Ok. I get where your coming from, in the technical sense. But, don't you think Stoner might have thought he finally got it the way be wanted it.
The pin in the receiver extention, was not his idea, it was someone else's R&D. Roller cam, coatings,etc... evolving technology from other sources. And wasn't a piston was one of his designs?
I agree with what you on the improvements made in TDP make the modern weapon great, don't you think he did a good job of laying the foundation?
Not arguing, just sayin...
I think DI is one of the best systems, but I really can't tell if that is because we have done such a good job with it , and I too don't want to argue.
AR18/180, is the true parent to modern short stroke/tappet piston guns.
Stoner was around 32 when he did the AR10, he never did another DI system after the 15(retirement exemption with Reed Knight). Piston or DI, and rotating bolt are good parameters for a sound design and what their (stoner/sullivan/freemont) design legacy has shown us.
Sullivan is still alive, and he is not the largest fan of DI. When I read the SAR article I was amazed at how much was just done on a whim but has never ever changed. The .223 round wasn't that well thought out but it does a fine job.
In meeting people in this profession I come across 2 types of thinkers. 1 type is the type that says everything was very well calculated and basically perfect and if we vary we dont know what we are doing because we don't know what they were thinking when they did it originally, the other type is the type that puts all in question and occasionally misses the historical relavance of some designs and where they lead.
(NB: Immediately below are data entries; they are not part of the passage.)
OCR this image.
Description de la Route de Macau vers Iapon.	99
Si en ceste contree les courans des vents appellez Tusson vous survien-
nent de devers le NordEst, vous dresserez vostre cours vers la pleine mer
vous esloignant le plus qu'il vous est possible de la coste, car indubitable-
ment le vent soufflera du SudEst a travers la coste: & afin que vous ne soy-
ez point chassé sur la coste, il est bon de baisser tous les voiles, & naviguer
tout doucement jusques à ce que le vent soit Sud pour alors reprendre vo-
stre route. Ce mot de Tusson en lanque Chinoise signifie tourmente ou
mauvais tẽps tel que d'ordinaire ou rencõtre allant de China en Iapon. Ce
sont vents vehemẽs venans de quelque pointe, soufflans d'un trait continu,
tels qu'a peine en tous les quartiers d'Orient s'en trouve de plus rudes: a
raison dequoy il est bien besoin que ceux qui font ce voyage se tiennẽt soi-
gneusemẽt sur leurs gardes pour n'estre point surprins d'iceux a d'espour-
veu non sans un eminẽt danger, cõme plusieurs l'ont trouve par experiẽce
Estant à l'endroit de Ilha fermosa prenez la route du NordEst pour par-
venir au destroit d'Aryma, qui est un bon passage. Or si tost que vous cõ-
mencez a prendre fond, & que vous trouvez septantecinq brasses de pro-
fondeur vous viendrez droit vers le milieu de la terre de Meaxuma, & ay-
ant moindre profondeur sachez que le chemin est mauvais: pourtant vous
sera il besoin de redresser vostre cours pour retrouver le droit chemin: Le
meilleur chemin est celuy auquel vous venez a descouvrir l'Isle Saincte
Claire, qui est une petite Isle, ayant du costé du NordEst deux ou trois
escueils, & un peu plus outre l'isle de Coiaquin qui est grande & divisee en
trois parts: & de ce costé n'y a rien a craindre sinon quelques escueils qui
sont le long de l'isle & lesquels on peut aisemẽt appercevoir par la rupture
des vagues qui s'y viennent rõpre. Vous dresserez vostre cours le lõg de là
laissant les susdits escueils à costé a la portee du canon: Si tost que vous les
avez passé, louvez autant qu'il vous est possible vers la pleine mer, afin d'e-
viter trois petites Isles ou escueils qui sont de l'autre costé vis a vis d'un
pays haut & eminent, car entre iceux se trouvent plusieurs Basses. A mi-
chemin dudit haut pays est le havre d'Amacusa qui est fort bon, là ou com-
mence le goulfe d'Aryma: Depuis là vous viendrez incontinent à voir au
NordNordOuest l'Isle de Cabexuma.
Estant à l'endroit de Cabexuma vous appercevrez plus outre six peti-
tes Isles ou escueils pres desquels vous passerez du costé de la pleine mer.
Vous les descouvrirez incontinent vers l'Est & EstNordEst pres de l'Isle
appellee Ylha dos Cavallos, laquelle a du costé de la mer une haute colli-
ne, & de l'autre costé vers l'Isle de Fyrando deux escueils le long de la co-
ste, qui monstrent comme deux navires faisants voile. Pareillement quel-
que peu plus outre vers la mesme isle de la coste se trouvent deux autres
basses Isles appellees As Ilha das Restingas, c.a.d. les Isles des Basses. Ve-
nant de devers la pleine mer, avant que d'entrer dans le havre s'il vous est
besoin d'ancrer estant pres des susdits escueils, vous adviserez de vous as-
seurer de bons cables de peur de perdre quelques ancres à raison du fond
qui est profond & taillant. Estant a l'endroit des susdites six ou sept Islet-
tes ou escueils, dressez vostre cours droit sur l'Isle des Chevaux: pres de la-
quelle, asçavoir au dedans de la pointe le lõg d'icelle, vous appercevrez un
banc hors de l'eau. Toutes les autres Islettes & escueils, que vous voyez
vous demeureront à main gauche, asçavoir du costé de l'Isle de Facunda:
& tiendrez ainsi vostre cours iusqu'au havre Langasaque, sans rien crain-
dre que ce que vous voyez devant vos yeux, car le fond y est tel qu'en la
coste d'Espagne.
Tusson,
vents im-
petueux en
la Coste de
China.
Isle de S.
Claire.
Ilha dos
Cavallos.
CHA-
They both have their issues. In the end if it works it works. Maybe looking past fouling and kinematics the DI system provides a more reliable cycle from the compressible flow type push of its "piston".
The ultimax is the best gun ever invented hands down(my opinion but that is all that matters in this head).
I would like to get my paws on an ultimax.
But yes, I agree. They were trying new things, and hey, thinking outside the box is what got us to this point. I don't know of any system that is perfect or could stand a few tweaks.
Getting back to topic, I really need to try a roller cam in a DI. Just for my own curiosity.
http://www.youtube.com/watch?v=6JmIQXkoog8
Here is a interesting video, may show a argument for the use of the POF roller cam pin.
I've got a POF roller cam pin in my Ruger SR-556C. The pin's been in the gun pretty much since new and I'm coasting up on 6,000 rounds fired.
The stud or shaft or body or whatever you want to call it has the usual wear patterns from its interaction with the bolt carrier but the roller is looking fine. It is still tight on the shaft with no signs of loosening.
I doubt there's any real benefit from the use of the roller but it doesn't seem to have caused any problems, either. I don't notice any increased smoothness in the action or anything like that. And I've still got a small amount of cam pin drag in my upper.
The LMT MRP upper has an angled cut in the receiver just behind the cam pin recess.
brent31, yeah that video shows what drag there is, we should see a similar test done with one upper using a lubed cam pin and a roller pin. I'll do it if nobody else hasn't already but I don't really have the time now.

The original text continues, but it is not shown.